Galaxies come in all shapes and sizes, and each of these has different properties. One way of exploring how galaxies evolve over time is by looking at these properties. The Mapping Nearby Galaxies with APO (MaNGA) allows us state of the art spatially resolved images and spectroscopy with which we can explore the properties which drive galaxy evolution. Our researcher(s) will examine a few galaxies with different morphological characteristics. They will use python and the MaNGA tool Marvin to explore the chosen data cubes. They will then look at spatially resolved differences in these galaxies by looking at properties such as velocity dispersion, maps of H alpha enhancement across each galaxy, or explore changes in spectra from spaxel to spaxel. Do you want to explore distant galaxies? Do you just want to learn what a spaxel or a data cube is? Let’s talk!

 


Project Title: Monitoring the dynamics of spatial learning in brain
Mentor: Shagesh Sridharan (grad, biophysics) and Anirvan Sengupta (faculty, biophysics)
Skills: Scientific Python and Jupyter Notebooks

To navigate in a complex world, our brain needs an internal representation of multidimensional continuous spaces. How can one represent such spaces via the activity of some neurons? CA1 neurons in the hippocampus of mammalian brains provide part of the answer. These neurons, called place cells, get activated in overlapping regions of space, providing information about the animal's location during spatial navigation.

The activity pattern of a place cell over space is called the place field or spatial receptive fields. These place fields are relearned as the environment changes. Being able to measure these patterns in real time is important for understanding how an animal learns to represent space.

One specific task is to learn the activation pattern shape from a set of observed neuron spikes as an animal roams around. To measure changing patterns in real-time, we need to do it from as few spikes as possible. The project explores different methods to achieve this goal. Most of it will involve python programming, in particular the numpy and scipy modules.

 


Project Title: Spatial distribution of satellites in SAGA systems
Mentor: Yao-Yuan Mao (postdoc, astronomy)
Skills: Scientific Python and Jupyter Notebooks

The goal of this project is to study the spatial distribution of satellite galaxies around Milky Way-like galaxies using the Stage II data of the SAGA Survey.
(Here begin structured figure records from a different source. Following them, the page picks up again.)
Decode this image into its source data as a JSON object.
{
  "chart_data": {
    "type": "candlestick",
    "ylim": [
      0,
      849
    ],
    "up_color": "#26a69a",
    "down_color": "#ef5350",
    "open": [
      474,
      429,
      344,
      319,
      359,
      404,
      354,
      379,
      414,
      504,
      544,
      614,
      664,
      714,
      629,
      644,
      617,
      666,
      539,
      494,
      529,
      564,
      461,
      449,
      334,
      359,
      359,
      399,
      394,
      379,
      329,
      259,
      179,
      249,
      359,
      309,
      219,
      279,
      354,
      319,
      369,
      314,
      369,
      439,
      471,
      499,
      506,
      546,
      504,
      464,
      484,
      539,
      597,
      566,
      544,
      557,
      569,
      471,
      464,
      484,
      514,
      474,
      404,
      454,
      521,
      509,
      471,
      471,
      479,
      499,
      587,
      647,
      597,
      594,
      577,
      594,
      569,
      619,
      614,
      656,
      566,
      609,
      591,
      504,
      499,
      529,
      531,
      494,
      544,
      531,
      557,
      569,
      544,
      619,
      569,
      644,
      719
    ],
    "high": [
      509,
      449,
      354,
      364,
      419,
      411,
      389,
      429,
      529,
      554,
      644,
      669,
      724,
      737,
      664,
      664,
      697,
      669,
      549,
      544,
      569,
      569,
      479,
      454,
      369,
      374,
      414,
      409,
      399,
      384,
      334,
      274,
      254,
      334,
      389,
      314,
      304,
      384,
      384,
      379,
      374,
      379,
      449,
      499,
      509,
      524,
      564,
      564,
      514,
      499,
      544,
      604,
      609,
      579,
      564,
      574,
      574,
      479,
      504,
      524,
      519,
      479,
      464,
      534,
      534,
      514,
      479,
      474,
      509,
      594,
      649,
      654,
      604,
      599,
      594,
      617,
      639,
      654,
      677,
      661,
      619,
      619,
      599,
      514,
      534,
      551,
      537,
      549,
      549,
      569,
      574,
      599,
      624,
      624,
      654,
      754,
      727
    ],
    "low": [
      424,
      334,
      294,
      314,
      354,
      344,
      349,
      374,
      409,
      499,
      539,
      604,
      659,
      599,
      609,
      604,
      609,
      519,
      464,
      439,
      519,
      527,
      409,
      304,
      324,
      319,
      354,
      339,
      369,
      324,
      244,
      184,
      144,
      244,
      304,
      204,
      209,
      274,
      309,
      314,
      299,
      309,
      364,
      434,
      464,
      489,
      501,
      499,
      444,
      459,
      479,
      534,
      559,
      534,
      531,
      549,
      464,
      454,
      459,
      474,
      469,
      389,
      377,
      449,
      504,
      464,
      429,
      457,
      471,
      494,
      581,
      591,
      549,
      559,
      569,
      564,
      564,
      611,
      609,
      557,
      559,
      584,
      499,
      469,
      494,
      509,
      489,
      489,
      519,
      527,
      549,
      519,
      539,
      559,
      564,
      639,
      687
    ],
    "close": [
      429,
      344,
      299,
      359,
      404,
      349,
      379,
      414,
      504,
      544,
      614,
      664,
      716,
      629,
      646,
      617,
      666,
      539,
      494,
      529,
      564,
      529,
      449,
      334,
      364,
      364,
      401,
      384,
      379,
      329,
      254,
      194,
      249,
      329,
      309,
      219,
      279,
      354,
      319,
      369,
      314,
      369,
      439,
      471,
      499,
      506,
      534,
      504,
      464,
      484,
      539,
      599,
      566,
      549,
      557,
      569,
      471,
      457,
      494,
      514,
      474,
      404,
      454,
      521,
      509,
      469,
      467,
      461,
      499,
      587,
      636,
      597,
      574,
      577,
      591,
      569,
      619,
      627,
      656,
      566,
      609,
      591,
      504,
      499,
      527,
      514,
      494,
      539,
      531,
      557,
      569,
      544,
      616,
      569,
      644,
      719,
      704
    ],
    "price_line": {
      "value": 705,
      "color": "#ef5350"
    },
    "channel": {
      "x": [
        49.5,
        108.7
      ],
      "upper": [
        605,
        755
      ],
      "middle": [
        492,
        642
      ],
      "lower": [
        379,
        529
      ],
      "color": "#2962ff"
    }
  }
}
The SAGA Survey is an ongoing spectroscopic galaxy survey, aiming to characterize the satellite systems around Milky Way-like galaxies and putting our very own Milky Way in a cosmological context. The properties and distributions of these satellite galaxies provide key tests of cosmological models on small scales and of galaxy formation physics. Recently, the Stage II SAGA data were released, with 127 satellites in 36 satellite systems, providing an excellent observational data set to study the spatial distribution of satellite galaxies.
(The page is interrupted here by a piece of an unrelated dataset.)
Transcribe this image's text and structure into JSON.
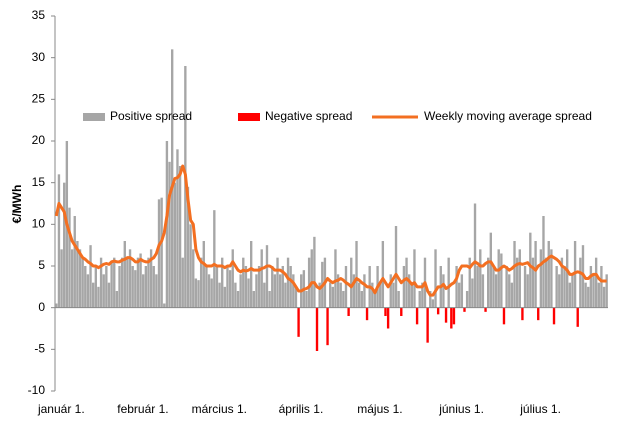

The spatial distribution of satellite galaxies may reveal information about the hierarchical galaxy formation and merging history. We will statistically test the null hypothesis that the angular distribution of satellite galaxies (with respect to their host galaxy) is uniformly random. If the null hypothesis does not hold, we will further test a few hypothetical scenarios, such as the existence of planar structures or satellite groups. If time allows, we will also compare with predictions from numerical simulations.